Cette omniprésence masque en effet un vide béant : n’apparaissent que des réponses partielles à la question « qu’est donc l’homme ? ». Partielles, non au sens des féministes, toujours anxieuses de se voir oubliées sous un unique vocable fusionnant les deux notions si bien distinguées en latin grâce aux mots vir et homo, mais partielles en ce sens que la désacralisation progressive de l’Occident, surtout depuis trois siècles1, a tronqué la vision que nos contemporains ont d’eux-mêmes.
L’être appelé « homme » est, chez eux, marqué à l’encre indélébile par l’origine animale dont on l’a doté. De là, deux effets paradoxaux : on veut expliquer son comportement par les circonstances matérielles de son existence ; on attribue ses indéniables facultés d’abstraction à une sorte de progrès ontologique qui nous rendrait supérieurs à nos lointains « ancêtres ».
De plus, circule l’idée que les peuplades « sauvages », qui se rencontrent à l’écart en divers points du globe, seraient des « primitifs », sorte de survivance d’une humanité moins « développée2 ». Or cet a priori matérialiste a été infirmé par les ethnologues Marcel Griaule (1898-1956), puis Jean Servier (1918-2000). Ce dernier publia une vaste étude, en 1964, sous ce titre suggestif L’Homme et l’Invisible3. Soutenu par une bibliographie de près de 200 titres, ce large examen lui permet d’écrire : « Nos manuels scolaires, nos musées, persistent à faire du singe l’ancêtre de l’humanité, inculquant les principes de base du racisme en considérant les hommes des civilisations traditionnelles comme des fossiles-témoins, les jalons de la voie royale qui mène au trône de l’homme blanc, seul « adulte et civilisé », aboutissement de toute évolution […]. Les gestes d’un homme noir dans la forêt équatoriale, accomplissant les rites immuables de sa tribu près de son frère mort, posent, face à l’Occident, la première question, le premier de tous les problèmes, car ces gestes sont répétés en termes identiques, mettant en mouvement des symboles analogues d’un bout à l’autre de l’humanité, supposant la même foi en une même réalité.

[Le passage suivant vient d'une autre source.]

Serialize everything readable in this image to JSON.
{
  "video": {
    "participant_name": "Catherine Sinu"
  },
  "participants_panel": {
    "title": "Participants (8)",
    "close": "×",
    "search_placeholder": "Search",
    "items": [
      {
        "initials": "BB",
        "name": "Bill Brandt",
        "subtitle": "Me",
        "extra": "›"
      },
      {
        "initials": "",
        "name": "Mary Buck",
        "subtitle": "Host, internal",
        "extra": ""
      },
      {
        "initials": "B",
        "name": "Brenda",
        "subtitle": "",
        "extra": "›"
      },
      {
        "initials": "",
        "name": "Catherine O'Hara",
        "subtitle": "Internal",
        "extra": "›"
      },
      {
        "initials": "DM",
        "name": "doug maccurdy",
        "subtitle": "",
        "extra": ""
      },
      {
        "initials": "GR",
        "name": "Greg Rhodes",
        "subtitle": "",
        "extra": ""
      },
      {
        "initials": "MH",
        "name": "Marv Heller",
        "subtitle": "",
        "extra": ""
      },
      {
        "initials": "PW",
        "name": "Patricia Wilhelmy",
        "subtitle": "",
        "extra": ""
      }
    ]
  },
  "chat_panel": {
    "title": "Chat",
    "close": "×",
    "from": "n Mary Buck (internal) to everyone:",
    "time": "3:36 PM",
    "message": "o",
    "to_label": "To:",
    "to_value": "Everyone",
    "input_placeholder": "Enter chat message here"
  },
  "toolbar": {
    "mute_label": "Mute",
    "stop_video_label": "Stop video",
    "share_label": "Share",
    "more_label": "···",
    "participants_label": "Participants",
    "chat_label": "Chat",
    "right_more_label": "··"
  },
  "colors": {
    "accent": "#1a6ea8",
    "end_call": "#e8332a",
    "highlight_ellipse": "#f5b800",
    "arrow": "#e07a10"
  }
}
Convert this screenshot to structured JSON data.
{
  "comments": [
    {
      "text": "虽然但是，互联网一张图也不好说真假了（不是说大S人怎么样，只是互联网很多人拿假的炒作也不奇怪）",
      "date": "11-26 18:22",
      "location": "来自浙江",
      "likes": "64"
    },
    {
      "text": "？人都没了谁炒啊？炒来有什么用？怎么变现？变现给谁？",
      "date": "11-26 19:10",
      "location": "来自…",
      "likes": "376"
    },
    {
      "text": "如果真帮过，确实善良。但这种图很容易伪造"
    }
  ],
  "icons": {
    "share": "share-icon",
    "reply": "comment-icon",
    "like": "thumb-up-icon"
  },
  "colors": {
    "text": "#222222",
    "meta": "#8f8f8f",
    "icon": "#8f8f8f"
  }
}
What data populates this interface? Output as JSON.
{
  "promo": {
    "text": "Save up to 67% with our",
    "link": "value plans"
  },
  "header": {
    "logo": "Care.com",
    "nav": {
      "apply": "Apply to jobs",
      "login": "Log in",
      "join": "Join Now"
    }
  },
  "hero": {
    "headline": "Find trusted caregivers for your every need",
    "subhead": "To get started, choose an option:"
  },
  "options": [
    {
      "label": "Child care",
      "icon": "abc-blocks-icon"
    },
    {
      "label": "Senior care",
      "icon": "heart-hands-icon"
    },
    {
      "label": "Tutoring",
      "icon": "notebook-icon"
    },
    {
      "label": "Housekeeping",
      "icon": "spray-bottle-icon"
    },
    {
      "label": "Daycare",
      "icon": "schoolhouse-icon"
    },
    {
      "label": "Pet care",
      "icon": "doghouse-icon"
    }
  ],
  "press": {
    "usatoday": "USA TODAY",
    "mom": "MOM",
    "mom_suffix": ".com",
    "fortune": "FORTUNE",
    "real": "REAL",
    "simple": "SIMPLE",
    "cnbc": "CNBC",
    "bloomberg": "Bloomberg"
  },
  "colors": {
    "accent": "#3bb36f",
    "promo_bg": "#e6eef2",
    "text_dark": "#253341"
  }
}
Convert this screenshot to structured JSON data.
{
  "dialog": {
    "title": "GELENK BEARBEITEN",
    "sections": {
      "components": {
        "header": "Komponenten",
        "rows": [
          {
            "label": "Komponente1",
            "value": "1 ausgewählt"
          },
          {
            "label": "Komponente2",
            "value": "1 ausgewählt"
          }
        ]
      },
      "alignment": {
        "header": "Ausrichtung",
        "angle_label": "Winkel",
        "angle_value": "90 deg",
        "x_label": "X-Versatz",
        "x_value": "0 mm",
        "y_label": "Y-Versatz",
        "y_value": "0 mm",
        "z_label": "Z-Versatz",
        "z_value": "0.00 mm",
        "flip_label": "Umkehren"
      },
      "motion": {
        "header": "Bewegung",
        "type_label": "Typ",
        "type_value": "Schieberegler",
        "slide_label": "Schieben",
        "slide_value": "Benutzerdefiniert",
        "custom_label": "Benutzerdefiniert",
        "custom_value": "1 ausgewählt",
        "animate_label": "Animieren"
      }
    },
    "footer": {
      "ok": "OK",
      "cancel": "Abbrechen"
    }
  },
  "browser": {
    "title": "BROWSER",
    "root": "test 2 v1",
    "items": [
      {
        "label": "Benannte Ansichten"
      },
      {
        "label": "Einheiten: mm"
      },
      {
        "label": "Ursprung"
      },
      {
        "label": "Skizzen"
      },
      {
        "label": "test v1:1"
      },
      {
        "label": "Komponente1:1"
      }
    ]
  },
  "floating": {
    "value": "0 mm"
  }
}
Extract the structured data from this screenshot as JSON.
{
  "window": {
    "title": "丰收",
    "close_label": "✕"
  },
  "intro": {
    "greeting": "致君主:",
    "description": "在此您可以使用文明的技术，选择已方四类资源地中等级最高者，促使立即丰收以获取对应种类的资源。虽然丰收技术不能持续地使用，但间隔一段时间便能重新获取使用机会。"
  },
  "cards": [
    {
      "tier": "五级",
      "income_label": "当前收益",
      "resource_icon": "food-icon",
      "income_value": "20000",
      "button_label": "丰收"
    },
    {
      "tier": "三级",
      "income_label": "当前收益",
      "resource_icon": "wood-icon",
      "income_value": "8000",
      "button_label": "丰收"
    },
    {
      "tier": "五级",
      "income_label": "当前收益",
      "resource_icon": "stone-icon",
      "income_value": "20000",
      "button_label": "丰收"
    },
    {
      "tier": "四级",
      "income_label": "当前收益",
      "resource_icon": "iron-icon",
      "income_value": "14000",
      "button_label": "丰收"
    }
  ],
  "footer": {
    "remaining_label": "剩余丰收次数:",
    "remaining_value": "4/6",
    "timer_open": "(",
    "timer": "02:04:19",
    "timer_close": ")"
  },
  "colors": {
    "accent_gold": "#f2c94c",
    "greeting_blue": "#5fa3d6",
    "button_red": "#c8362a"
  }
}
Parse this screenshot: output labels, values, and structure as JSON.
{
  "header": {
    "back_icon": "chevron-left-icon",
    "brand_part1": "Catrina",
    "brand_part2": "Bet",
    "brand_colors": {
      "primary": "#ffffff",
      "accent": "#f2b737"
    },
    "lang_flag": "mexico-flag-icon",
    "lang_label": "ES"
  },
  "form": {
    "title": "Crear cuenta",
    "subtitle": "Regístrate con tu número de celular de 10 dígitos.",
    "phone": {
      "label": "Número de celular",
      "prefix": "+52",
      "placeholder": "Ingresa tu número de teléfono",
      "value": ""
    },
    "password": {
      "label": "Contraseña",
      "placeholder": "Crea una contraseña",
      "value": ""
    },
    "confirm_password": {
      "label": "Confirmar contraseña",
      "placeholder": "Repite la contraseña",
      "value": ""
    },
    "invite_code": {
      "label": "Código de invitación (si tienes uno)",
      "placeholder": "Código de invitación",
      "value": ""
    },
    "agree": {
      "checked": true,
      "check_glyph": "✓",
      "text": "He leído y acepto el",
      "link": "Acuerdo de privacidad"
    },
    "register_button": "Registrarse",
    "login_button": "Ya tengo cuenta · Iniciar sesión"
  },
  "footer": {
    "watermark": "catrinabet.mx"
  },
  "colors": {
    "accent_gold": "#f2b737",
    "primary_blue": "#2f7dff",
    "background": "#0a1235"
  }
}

C’est cet homme dont j’ai voulu parler chaque fois que j’ai employé le mot « homme », parce qu’il est resté fidèle à lui-même en gardant le sens de sa place dans l’univers et la notion de l’infinie valeur du principe invisible qu’il porte en lui […]. Dans l’esprit de l’homme des civilisations traditionnelles, l’Invisible n’a pas le vague d’un concept métaphysique, il est une réalité, une dimension dans laquelle se meut chacun des hommes composant l’humanité entière.
L’Invisible est dans l’homme plus réel, plus présent, plus sensible que n’importe quelle partie de son corps. L’Invisible est autour de l’homme comme un milieu qui enregistre chacune de ses actions terrestres et les réfléchit en conséquences, qui seraient inéluctables sans l’action de médiateurs, invisibles eux-aussi » (HI, p. 8-10).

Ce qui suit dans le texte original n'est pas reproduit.